How to prove that is $$\sum_i r_ix_i = \sum_i r'_ix'_i ~~ \text{and} ~~ \sum_i s_iy_i = \sum_i s'_iy'_i, $$
then
$$\sum_{i,j} (r_is_j)(x_iy_j) = \sum_{i,j} (r'_is'_j)(x'_iy'_j)$$
where $x_i,x'_i \in \bigotimes^n M$ and $y_i,y'_i \in \bigotimes^m M$ are pure tensors?
Best Answer
The multiplication map is just a collection of minor reinterpretations of the tensor maps that are already attached to the tensor products. The tensor map $$\bigotimes^n M × \bigotimes^m M → \bigotimes^n M \otimes \bigotimes^m M, (x,y) ↦ x \otimes y$$ is well-defined $A$-bilinear, thus by associativity of the tensor product, it defines a well-defined map $$\bigotimes^n M × \bigotimes^m M → \bigotimes^{n+m} M,$$ which exactly is the multiplication of tensors of degree $n$ and $m$.
Using the universal property of direct summands and inclusions $\bigotimes^{n+m} M → \bigotimes M$, we can put all these maps together to give the multiplication $$\bigotimes M × \bigotimes M → \bigotimes M.$$
For any three $A$-modules $M_1, M_2, M_3$, there is an associator map $$(M_1 \otimes M_2) \otimes M_3 → M_1 \otimes (M_2 \otimes M_3),~(x\otimes y) \otimes z ↦ x \otimes (y \otimes z)$$ which is an isomorphism. Whether you define $\bigotimes^n M$
these associator maps are the building blocks to define natural isomorphisms for all versions of $l$-ary tensor products. In particular $\bigotimes^n M \otimes \bigotimes^m M = \bigotimes^{n+m} M$, canonically.

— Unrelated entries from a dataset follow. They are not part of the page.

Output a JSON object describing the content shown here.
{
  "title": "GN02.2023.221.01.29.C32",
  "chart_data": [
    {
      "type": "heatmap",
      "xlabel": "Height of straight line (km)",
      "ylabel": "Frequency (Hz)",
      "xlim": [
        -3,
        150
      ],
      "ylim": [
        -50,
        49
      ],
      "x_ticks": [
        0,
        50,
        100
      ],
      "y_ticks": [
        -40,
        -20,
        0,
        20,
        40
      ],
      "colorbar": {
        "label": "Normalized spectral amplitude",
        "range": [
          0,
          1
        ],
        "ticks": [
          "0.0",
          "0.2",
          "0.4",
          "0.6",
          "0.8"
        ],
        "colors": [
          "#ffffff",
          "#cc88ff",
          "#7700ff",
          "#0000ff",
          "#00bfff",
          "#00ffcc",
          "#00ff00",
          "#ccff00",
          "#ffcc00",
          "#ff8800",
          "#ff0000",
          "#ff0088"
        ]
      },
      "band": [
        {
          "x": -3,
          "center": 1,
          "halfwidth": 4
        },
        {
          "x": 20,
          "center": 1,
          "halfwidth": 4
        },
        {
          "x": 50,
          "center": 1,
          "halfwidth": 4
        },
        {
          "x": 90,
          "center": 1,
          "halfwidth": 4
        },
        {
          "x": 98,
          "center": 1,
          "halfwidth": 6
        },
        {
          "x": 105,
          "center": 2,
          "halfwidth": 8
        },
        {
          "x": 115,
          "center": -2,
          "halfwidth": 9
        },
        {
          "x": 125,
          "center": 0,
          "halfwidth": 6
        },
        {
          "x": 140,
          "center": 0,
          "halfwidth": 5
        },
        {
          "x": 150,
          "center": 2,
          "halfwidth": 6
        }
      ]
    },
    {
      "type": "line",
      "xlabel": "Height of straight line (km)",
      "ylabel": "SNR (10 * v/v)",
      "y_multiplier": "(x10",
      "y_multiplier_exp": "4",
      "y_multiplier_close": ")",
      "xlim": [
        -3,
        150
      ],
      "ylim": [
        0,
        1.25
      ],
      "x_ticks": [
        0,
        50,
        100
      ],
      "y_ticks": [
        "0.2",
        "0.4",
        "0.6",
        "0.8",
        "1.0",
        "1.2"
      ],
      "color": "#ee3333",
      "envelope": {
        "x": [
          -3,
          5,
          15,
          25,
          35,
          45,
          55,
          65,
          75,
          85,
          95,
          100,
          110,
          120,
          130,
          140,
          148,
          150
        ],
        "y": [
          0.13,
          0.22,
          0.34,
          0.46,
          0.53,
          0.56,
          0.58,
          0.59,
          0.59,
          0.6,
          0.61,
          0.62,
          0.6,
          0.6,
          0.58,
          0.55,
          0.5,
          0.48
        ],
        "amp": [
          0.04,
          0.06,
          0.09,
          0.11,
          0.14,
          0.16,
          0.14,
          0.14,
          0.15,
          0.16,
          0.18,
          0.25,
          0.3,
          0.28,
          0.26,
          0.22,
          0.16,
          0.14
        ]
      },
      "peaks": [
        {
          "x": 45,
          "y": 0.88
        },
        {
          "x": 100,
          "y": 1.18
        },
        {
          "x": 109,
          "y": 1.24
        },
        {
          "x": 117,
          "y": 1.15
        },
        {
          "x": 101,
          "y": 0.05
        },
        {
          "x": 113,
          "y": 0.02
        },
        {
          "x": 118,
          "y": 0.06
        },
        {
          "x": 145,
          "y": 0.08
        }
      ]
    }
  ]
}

To actually formally prove this, we would either directly dig through inductions and calculations about very formal statements or device some simple formal machinery to manage these inductions and calculations more easily.
But nobody does that. Usually, one just sees that associativity as we know it holds and carries on.